I bought the shirt, tried it on once, puffed up my chest, and looked in the mirror. Then I placed it into my dresser drawer for safekeeping. From its hiding place, the shirt drove me on, and into, a long, passionate fight with the Episcopal Church to be ordained a priest. I was an institutional naif, a budding feminist, mother of four children, and suburbanly bored housewife on fire for my vision. I was also in a whirlwind of midlife personal chaos.
The Episcopal Church was in its own whirlwind. There were changes in all the staples of its political and liturgical life: new Book of Common Prayer, new catechism, and new Hymnal—not to mention a change in clergy gender. In 1976 the National Church finally voted that women could be priests. Immeasurable spiritual zeal, combined with midlife hormones, made me irresistible, I thought. The church disagreed—more than once. I kept on trying—more than once.
Memory, and writing, and my children’s unfolding lives gave me hope while I binged on the exhilarating, joyfully insane, delicious power of freedom. I’d heard that freedom was a divine gift; I didn’t know it was also dangerous and devilishly hard to navigate, worse than a whirlwind. Still, I was a woman fully alive—seeking God, meeting Jesus, rediscovering the power of my personal sexuality, exploring the politics of gender equality, drinking too much, grieving painful losses, and nearly sinking. Nearly.
The Eucharist, a meal that was punctual and regular and nurturing, gave me religious stability. It was a sacrament that fed me anyway, and through which I recognized an embodiment of the intimacy I had once known and now craved. The Eucharist is served from an altar. It replicated the Ritz cracker meal I’d invented under the table.

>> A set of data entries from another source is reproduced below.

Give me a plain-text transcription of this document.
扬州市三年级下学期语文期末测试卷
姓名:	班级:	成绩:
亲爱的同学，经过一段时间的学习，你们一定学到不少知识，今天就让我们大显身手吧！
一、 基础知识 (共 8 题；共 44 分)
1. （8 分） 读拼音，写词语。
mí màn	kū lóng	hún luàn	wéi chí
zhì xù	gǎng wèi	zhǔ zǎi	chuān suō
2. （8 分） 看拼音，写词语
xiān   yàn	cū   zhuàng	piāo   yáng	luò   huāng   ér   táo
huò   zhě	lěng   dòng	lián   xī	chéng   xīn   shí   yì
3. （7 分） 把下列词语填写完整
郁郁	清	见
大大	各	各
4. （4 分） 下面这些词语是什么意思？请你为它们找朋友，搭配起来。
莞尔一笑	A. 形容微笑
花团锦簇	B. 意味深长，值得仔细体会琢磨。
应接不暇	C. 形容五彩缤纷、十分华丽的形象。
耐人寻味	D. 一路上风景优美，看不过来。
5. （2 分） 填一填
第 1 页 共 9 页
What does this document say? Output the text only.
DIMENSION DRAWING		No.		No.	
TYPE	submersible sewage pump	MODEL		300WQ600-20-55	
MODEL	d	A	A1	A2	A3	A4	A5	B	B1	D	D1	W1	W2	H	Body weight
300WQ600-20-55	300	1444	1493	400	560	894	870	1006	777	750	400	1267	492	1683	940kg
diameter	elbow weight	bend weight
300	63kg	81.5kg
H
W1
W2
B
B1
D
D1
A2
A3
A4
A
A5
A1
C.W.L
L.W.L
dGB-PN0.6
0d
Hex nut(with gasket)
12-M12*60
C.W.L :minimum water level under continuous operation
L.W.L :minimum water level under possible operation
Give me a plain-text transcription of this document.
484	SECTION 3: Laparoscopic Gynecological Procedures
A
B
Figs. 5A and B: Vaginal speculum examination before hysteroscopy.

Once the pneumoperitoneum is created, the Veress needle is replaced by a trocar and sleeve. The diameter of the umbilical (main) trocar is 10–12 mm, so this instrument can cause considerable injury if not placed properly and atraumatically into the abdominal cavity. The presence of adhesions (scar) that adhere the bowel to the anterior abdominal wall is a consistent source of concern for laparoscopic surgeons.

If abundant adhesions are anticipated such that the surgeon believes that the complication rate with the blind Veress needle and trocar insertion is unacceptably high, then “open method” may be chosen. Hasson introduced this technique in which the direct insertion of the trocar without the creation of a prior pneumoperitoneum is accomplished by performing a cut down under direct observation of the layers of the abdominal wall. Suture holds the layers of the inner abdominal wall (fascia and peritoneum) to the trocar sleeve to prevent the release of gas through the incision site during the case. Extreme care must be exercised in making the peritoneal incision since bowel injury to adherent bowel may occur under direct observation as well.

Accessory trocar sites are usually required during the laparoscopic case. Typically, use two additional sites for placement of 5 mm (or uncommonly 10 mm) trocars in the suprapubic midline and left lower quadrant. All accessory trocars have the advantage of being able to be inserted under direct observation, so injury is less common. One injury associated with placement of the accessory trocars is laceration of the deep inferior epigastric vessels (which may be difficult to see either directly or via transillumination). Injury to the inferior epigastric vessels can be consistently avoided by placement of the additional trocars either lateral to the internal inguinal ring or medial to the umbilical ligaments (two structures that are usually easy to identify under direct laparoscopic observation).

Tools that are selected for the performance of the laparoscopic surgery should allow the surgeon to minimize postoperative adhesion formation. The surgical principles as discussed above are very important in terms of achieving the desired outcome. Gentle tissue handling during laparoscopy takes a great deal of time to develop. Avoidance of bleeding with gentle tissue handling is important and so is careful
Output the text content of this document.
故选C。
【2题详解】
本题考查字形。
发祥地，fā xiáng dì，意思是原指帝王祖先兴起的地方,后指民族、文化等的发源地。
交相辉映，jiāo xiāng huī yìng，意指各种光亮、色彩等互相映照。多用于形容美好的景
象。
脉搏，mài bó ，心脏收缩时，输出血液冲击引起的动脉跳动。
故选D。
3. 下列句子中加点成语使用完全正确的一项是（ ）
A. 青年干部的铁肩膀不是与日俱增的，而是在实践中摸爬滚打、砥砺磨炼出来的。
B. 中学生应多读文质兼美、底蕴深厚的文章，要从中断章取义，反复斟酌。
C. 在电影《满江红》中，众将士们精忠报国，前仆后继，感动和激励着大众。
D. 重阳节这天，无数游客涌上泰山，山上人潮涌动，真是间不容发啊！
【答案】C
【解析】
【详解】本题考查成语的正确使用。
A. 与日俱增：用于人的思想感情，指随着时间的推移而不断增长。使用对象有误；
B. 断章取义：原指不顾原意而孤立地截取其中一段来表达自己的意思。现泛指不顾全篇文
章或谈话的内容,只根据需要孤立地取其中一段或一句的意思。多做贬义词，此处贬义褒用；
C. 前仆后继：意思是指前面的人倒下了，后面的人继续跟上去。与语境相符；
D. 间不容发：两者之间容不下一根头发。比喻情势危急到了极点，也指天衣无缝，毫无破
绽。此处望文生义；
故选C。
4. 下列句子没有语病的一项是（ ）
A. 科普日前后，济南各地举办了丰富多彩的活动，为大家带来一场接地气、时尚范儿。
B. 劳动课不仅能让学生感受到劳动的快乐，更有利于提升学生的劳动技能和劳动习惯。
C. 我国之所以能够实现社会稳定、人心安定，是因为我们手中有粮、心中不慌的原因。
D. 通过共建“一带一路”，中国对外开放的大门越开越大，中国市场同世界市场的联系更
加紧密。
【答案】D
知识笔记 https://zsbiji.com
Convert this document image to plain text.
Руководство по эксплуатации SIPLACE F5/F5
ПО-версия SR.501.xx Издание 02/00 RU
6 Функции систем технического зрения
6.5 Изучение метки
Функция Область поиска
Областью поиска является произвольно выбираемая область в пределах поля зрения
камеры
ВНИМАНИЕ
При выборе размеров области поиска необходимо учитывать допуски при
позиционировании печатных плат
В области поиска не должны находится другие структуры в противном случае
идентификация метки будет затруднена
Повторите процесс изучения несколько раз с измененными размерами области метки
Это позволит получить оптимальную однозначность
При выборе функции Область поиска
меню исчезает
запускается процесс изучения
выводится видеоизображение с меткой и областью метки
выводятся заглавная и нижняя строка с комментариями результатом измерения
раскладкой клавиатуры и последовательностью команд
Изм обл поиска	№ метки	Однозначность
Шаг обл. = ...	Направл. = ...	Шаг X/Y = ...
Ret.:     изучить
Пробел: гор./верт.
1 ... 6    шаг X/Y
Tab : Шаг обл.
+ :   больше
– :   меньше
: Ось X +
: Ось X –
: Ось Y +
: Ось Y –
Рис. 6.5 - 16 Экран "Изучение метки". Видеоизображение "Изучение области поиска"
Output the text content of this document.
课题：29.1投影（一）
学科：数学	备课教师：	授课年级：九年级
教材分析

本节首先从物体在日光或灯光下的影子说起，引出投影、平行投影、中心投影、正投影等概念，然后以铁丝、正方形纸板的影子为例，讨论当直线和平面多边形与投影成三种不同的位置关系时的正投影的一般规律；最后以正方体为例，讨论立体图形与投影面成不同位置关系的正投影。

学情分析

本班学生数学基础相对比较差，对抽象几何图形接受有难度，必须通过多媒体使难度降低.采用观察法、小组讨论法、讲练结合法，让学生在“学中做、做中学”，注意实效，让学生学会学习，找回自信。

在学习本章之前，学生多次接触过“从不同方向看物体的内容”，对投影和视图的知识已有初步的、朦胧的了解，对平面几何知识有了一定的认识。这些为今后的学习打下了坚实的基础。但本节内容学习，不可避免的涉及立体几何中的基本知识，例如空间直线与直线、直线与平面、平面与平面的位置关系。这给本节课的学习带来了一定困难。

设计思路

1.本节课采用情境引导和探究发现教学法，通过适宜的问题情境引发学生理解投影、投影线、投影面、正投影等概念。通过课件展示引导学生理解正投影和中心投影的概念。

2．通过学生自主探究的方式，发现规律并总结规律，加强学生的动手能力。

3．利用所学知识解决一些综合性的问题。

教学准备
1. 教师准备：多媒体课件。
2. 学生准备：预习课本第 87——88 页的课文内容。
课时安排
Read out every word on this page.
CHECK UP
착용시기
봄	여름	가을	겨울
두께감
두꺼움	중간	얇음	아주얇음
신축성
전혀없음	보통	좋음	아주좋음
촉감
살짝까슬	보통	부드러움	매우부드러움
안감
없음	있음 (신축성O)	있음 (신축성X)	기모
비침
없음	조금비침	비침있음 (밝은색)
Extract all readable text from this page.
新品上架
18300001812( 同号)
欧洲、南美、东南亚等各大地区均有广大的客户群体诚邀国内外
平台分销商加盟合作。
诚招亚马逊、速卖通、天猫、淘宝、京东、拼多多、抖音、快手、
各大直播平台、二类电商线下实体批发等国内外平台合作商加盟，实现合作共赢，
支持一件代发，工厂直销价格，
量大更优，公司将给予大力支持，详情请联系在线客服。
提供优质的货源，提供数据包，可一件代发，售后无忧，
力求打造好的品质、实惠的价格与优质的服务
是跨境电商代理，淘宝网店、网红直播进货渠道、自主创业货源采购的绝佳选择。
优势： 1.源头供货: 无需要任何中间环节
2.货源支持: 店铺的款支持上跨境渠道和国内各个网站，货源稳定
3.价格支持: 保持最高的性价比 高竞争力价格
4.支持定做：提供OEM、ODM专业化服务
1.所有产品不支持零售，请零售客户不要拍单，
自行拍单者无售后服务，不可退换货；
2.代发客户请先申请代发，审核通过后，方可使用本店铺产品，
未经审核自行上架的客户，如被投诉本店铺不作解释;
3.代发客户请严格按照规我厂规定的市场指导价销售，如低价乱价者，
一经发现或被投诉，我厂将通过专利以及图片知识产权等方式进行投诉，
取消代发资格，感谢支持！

Ordination made me a priest, a vocation that continued to evolve as I continued to become a fully realized human being. These two maturation processes intertwined and still do. The more I presided at Eucharist, the more I noticed that women and girls continued to get short shrift in society and church—injustice in my world and God’s. I retrieved the old T-shirt and wore it like a vestment as I kept lobbying for my conviction that God is not male, and further, that Christianity needs a just and loving language for humanity and divinity. It is idolatry to worship an all-male deity we know has no gender. I had to tell the whole story.
God Is Not a Boy’s Name is written in gratitude: for the meeting of God and a little girl under a table, for the quirky wisdom of a T-shirt, for the upcoming fortieth anniversary of the historic 1976 vote to ordain women priests in the Episcopal Church, and for the fact that, so far, no one has ever been brash enough to include God as a choice in one of those books that lists name choices for children.
Chapter 1 Under the Table
I was born through tears, none of them mine and all of them cried before I emerged to contribute my own. My mother had suffered three miscarriages, wept often on her doctor’s shoulder, and stormed heaven with her prayers. My first life achievement was hanging in there for nine months. I’ve been tenacious ever since.